The answer to injustice is not to silence the critic but to end the injustice.
Every artist, every scientist, every writer must decide now where he stands. The artist must take sides. He must elect to fight for freedom or for slavery. I have made my choice. I had no alternative.
I do not hesitate one second to state clearly and unmistakably: I belong to the American resistance movement which fights against American imperialism, just as the resistance movement fought against Hitler.
My father was a slave and my people died to build this country and I am going to stay here and have a part of it just like you.
The intolerance of the few, or the risk of it, carries the day against the wider humanity of the many.
The man who accepts Western values absolutely, finds his creative faculties becoming so warped and stunted that he is almost completely dependent on external satisfactions, and the moment he becomes frustrated in his search for these, he begins to develop neurotic symptoms, to feel that life is not worth living, and, in chronic cases, to take his own life.
In Russia I felt for the first time like a full human being. No color prejudice like in Mississippi, no color prejudice like in Washington. It was the first time I felt like a human being.
Whether I am or am not a Communist is irrelevant. The question is whether American citizens, regardless of their political beliefs or sympathies, may enjoy their constitutional rights.
As an artist I come to sing, but as a citizen, I will always speak for peace, and no one can silence me in this.
Artists are the gatekeepers of truth. We are civilization’s radical voice.
Art is not just to show life as it is, but to show life as it should be.

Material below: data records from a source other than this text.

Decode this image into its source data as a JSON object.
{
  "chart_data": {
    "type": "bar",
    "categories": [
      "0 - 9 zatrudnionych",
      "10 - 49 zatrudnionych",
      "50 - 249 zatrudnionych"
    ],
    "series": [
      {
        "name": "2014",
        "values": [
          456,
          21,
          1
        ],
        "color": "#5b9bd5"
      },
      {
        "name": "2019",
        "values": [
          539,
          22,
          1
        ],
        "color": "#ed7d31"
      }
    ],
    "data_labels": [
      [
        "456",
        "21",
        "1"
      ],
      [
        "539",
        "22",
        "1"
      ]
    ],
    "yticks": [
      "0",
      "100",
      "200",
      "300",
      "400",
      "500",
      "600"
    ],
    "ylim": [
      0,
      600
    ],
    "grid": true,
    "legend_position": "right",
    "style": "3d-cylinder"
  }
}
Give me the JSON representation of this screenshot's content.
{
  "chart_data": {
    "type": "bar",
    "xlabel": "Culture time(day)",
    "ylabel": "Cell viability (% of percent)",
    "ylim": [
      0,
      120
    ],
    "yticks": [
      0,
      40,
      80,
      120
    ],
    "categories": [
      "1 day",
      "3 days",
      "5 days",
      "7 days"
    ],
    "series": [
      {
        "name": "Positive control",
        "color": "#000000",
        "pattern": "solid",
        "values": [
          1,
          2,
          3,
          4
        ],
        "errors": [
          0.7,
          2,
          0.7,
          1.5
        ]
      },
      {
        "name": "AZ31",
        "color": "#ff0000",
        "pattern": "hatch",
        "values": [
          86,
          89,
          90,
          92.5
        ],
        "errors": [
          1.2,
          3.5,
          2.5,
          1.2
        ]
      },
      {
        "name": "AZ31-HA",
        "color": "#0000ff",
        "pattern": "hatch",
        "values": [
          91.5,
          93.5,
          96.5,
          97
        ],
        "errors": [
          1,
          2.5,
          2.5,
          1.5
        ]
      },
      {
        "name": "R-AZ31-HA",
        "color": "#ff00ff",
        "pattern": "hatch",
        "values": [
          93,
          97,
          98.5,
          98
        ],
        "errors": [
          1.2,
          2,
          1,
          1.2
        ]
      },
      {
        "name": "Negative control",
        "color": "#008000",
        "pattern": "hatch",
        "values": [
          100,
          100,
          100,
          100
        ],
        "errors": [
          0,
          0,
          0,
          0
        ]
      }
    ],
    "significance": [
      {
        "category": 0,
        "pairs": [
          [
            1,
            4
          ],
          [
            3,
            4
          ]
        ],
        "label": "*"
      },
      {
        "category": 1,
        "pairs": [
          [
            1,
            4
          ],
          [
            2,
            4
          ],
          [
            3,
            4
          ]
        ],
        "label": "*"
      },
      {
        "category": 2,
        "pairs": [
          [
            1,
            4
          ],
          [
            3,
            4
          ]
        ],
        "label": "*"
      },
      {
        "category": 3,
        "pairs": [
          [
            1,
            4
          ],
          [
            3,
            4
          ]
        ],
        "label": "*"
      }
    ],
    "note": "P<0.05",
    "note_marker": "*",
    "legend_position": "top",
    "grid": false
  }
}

I've learned that my people are not the only ones oppressed... I have sung my songs all over the world and everywhere found that some common bond makes the people of all lands take to Negro songs as their own.
Through my singing and acting and speaking, I want to make freedom ring. Maybe I can touch people's hearts better than I can their minds, with the common struggle of the common man.
When I sang my American folk melodies in Budapest, Prague, Tiflis, Moscow, Oslo, or the Hebrides or on the Spanish front, the people understood and wept or rejoiced with the spirit of the songs. I found that where forces have been the same, whether people weave, build, pick cotton, or dig in the mine, they understand each other in the common language of work, suffering, and protest.
I shall take my voice wherever there are those who want to hear the melody of freedom or the words that might inspire hope and courage in the face of fear. My weapons are peaceful, for it is only by peace that peace can be attained. The song of freedom must prevail.
To be free . . . to walk the good American earth as equal citizens, to live without fear, to enjoy the fruits of our toil, to give our children every opportunity in life--that dream which we have held so long in our hearts is today the destiny that we hold in our hands.
Every artist, every scientist, must decide now where he stands. He has no alternative. There is no standing above the conflict on Olympian heights. There are no impartial observers. Through the destruction, in certain countries, of the greatest of man's literary heritage, through the propagation of false ideas of racial and national superiority, the artist, the scientist, the writer is challenged. The struggle invades the formerly cloistered halls of our universities and other seats of learning. The battlefront is everywhere. There is no sheltered rear.
We ask for nothing that is not ours by right, and herein lies the great moral power of our demand.
Freedom is a hard-bought thing and millions are in chains, but they strain toward the new day drawing near.
We must join with the tens of millions all over the world who see in peace our most sacred responsibility.